Despite the expected lo-fi nature, the production on this recording is pretty damn good, especially as all the many instrumental and vocal components are distinct from one another, emphasizing how the Karcass brand of chaos is impressively headed in a free-wheeling yet linear direction.
INTERVIEW with Chris Phinney by Jerry Kranitz

JK: Let’s talk about the recording of A Matter Of Principle. I thought the recording was pretty damn good, especially as all the many instrumental and vocal components are distinct from one another. Did you have better equipment, or were your skills just better after all this time, or both?

CP: Well it was still too low in volume. I was under the impression that the lower the better and I could boost the tape if I dubbed the tape. If somebody bought it or I was trading. And I didn’t want the tape levels to go in the red at that time, which I finally figured out that it doesn’t hurt to saturate analog. You can’t do that with digital. You can only push digital to a certain extent.

JK: But it still jumped out to my ears that… it always makes a difference to me, especially with the kind of music you were doing, that it’s not just dense. I can distinguish the different instruments. It sounded pretty good to me, all things considered.

CP: I thought it was a good tape. That picture on the cover is where I stuck my camera down inside that mausoleum in New Orleans. They’re all above ground. And it was rusted out and the concrete had been knocked out. So I got that skull and the bones that were inside of a metal casket.

JK: I’m looking at the cover shot now. You have to look hard. It’s like a silhouette collage type thing.

CP: I know it’s a shitty Xerox copy. I used to do a lot of Xerox. The cover art got better later on.

JK: But now that I’m hearing your description it looks like trees on the left and right.

CP: And there’s a skull in the middle.

JK: There’s an amazing amount of variety on this tape. Like ‘Ha!’ is a great blend of lo-fi synth-pop and danceable industrial music. But you get into all kinds of space rock on the tape too. And you’ve got some interesting instrumentation, like the harmonica on ‘Ha!’ and the clarinet on ‘What’s In The Box?’.

CP: What’s In The Box?’ was a fun tune. That was an improv tune. I don’t think we ever played that again. Just like ‘Rajneesh Baby’. 

JK: I liked the spaced out clarinet and stoned industrial pulse on ‘What’s in the Box?’. 

CP: ‘Crazy’ was one of the songs we did quite a bit of. And ‘Time to Kill’. Those two from that tape we played them at live gigs.

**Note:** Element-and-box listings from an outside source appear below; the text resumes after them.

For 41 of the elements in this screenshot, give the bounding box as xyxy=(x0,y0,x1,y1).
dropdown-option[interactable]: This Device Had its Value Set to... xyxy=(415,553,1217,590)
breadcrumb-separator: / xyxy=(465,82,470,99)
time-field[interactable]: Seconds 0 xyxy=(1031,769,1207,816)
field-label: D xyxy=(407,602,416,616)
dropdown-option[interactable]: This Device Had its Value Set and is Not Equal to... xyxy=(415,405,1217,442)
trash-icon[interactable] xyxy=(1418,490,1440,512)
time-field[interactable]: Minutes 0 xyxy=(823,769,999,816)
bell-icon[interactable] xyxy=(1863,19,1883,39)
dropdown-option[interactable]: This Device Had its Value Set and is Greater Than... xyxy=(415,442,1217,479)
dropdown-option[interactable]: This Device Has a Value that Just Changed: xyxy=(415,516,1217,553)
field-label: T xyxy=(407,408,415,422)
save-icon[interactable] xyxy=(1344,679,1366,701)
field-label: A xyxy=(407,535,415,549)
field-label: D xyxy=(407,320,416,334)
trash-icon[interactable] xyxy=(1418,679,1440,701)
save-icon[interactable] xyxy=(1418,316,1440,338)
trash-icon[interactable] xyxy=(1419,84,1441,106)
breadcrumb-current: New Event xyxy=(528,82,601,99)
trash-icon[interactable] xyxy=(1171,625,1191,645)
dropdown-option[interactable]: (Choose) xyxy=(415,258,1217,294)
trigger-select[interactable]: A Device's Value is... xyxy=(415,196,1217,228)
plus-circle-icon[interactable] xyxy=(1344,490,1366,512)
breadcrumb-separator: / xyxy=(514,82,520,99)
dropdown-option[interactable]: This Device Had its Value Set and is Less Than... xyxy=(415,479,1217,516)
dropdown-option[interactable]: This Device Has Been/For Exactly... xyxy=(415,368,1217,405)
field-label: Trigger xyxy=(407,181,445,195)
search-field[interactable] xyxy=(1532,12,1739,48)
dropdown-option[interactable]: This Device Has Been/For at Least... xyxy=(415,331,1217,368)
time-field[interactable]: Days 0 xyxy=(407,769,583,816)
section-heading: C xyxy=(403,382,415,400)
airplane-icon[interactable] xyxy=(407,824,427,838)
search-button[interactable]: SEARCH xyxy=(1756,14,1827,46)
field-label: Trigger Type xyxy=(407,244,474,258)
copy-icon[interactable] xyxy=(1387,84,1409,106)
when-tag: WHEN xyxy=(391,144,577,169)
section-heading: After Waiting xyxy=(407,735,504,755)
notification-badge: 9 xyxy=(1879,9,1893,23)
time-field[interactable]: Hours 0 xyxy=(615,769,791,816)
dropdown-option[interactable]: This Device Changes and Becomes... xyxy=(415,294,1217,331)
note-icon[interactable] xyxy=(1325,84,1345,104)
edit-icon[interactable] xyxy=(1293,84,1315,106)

JK: I love the way Side A of the tape ends and Side B begins, with ‘Prelude To (Crazy)’ and then ‘Crazy’. That’s one where I used Hawkwind Space Ritual references in my review. It’s got some ass kicking jamming and cranking oscillators.

CP: I had some good synths back then. Before they all died. I had a Moog Prodigy, ARP Axxe, still have the Moog Rogue and Korg Poly 800, which may have lost its patches, but I don’t know how to get them back, done it before. We’ll see when ready to use it.

JK: In an earlier email conversation you had made a comment about you guys would trade instruments. What did you mean by that?

CP: We switched around instruments where Richard Martin would sometimes play a certain keyboard and we’d switch keyboards around. And Richard would play some keys on some of it. He sang most of the time as we got further on. And I just played the keys, and I just kind of quit singing on the later tapes.

JK: So the vocals are mostly Richard on these first tapes?

CP: ‘Time To Kill’ is me. ‘Crazy’ is me. ‘Ha!’ is me. Most of the vocals are split between me and Richard on A Matter Of Principle.